California's so called 'cult' wines – made in tiny quantities and offered at prices well above Bordeaux first growths – have plummeted in value at auction.

Wines like Screaming Eagle, Bryant Family and Harlan Estate typically sell for US$1,000 (€1,147) a bottle or more at auction, but now they’re fetching considerably less, sometimes half their expected price tag. Richard Brierley, head of Christie’s North American sales, told decanter.com, ‘Prices have come down to about half the very high levels we were seeing about 18 months to two years ago.’

According to Nikos Antonakeas, managing director at Morrells auction house in Manhattan, the popularity of the cults is waning. ‘Their trophy value is not holding – the small number who wanted wines at that price have now filled their cellars and there’s no one left to buy,’ he said.

Slumping prices have been blamed partly on a poorly-reviewed Napa Cabernet vintage in 1998, and partly on the economic slowdown. Don Weaver, the director of Harlan at Oakville in the Napa Valley, believes his estate’s fall has been modest, but can’t comment on the auction market. ‘I think the price in general has slipped. The secondary market has such a life of its own – we see it as being out of our reach,’ he said.

The cult wines – almost all Napa Valley Cabernets – have benefited from the enthusiastic support of critics such as Robert Parker and Michael Broadbent. But some commentators regard them as grossly overpriced. Last October the New York Times’ columnist Frank Prial called for a ‘reality check’.

Whether this is a general levelling of prices due to the economic slowdown or whether buyers are simply wary of overpriced Napa wines is a moot point.
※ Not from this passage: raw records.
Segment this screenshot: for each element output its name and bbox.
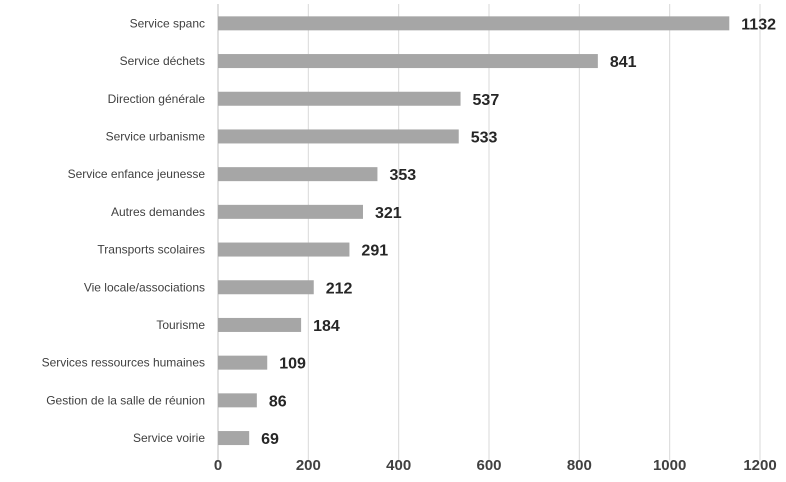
category-label: Service urbanisme	[106, 129, 206, 143]
data-label: 321	[375, 205, 402, 222]
data-label: 184	[313, 318, 340, 335]
data-label: 353	[389, 167, 416, 184]
gridlines	[217, 4, 761, 461]
bar	[218, 431, 250, 446]
category-label: Services ressources humaines	[42, 356, 205, 370]
bar	[218, 393, 257, 408]
bar	[218, 242, 350, 257]
data-label: 537	[473, 92, 500, 109]
data-label: 533	[471, 129, 498, 146]
x-tick-label: 1000	[653, 457, 686, 474]
bar	[218, 91, 461, 106]
x-tick-label: 800	[567, 457, 592, 474]
bar	[218, 167, 378, 182]
x-tick-label: 600	[476, 457, 501, 474]
x-tick-label: 200	[296, 457, 321, 474]
data-label: 212	[326, 280, 353, 297]
category-label: Gestion de la salle de réunion	[46, 393, 205, 407]
bar	[218, 317, 302, 332]
category-label: Service voirie	[133, 431, 205, 445]
bar	[218, 280, 314, 295]
data-labels: 1132 841 537 533 353 321 291 212 184 109 86 69	[261, 16, 776, 448]
data-label: 86	[269, 393, 287, 410]
category-label: Service enfance jeunesse	[68, 167, 206, 181]
bar	[218, 54, 598, 69]
data-label: 841	[610, 54, 637, 71]
category-label: Transports scolaires	[97, 243, 205, 257]
x-tick-label: 400	[386, 457, 411, 474]
category-label: Service spanc	[130, 16, 205, 30]
category-label: Service déchets	[120, 54, 205, 68]
data-label: 69	[261, 431, 279, 448]
data-label: 291	[361, 243, 388, 260]
bar	[218, 129, 459, 144]
bars	[218, 16, 730, 446]
x-tick-label: 0	[214, 457, 222, 474]
bar	[218, 204, 363, 219]
data-label: 1132	[741, 16, 776, 33]
category-label: Autres demandes	[111, 205, 205, 219]
bar	[218, 355, 268, 370]
category-labels: Service spanc Service déchets Direction gé…	[42, 16, 206, 445]
category-label: Direction générale	[108, 92, 206, 106]
x-tick-label: 1200	[743, 457, 776, 474]
category-label: Tourisme	[156, 318, 205, 332]
data-label: 109	[279, 356, 306, 373]
category-label: Vie locale/associations	[84, 280, 205, 294]
bar	[218, 16, 730, 31]
x-axis-tick-labels: 0 200 400 600 800 1000 1200	[214, 457, 777, 474]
Brierley notes that Bordeaux has not suffered from the woes of the US economy at auction. ‘We’re still selling Pétrus for $1,000 a bottle,’ he said.

For his part, Antonakeas believes the prices that cults are now fetching are more realistic – and that they have not bottomed out yet. ‘I would speculate that they should go further down in price – I don’t see why a Californian wine should be any more expensive than a first release of Pétrus.’